Di Indonesia, Riset Virus Masih 10 Persen
DUA perusahaan dalam negeri, PT Bio Farma dan Kalbe Farma, bekerja sama dengan produsen vaksin dari Tiongkok dan Korea Selatan. Menristek Bambang Permadi Soemantri Brodjonegoro menjelaskan, kerja sama itu dijalin untuk memastikan pasokan vaksin Covid-19 di Indonesia aman. ”Kerja sama tersebut melalui transfer teknologi dan proses produksi,” paparnya.
Ketua Konsorsium Riset Inovasi
Covid-19 sekaligus Koordinator Tim Pengembangan Vaksin Ali Ghufron Mukti menambahkan, Indonesia sejatinya sudah berpengalaman dalam hal penelitian vaksin
Bio Farma, misalnya, berhasil mengekspor vaksin ke 118 negara. Karena itu, dia optimistis vaksin bisa ditemukan dan diproduksi pada awal 2021. ”Targetnya, di awal atau pertengahan 2021. Permintaan bapak presiden sih di awal ya,” ungkapnya.
Dia mengakui, pengembangan vaksin itu bisa membangun ekonomi yang menjanjikan. Sebab, sangat banyak yang membutuhkan. Namun, yang paling penting ialah kemandirian produksi agar bisa memenuhi kebutuhan dalam negeri.
Terkait kerja sama dengan pihak luar, mantan Wamenkes tersebut menegaskan bahwa kerja sama itu tentu saling menguntungkan. Indonesia tidak ingin hanya jadi lokasi uji klinis dan calon pasar. ”Kita ingin bisa produksi sendiri,” tegasnya.
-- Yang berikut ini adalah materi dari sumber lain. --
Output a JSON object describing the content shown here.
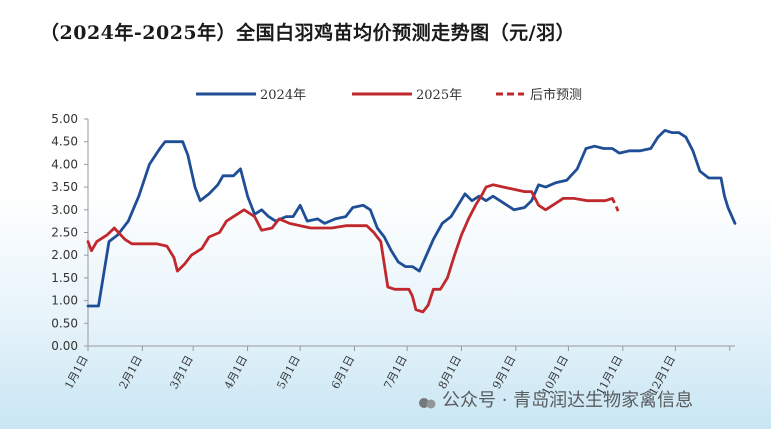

Dalam penelitian pengembangan vaksin itu, setidaknya ada tiga pendekatan. Pertama, melemahkan atau mematikan virus seperti yang dilakukan Bio Farma bersama produsen vaksin dari Tiongkok. Kedua, dengan protein rekombinan yang dilakukan lembaga Eijkman. Terakhir, secara genetik melalui DNA dan mRNA.
Lembaga Biologi Molekuler Eijkman terus mengebut riset vaksin. Lembaga yang dipimpin Amin Soebandrio itu mendapatkan tugas sebagai pemimpin konsorsium riset vaksin Covid-19. Riset serupa dikerjakan lembaga lain seperti Unair, Universitas Indonesia, dan Universitas Gadjah Mada.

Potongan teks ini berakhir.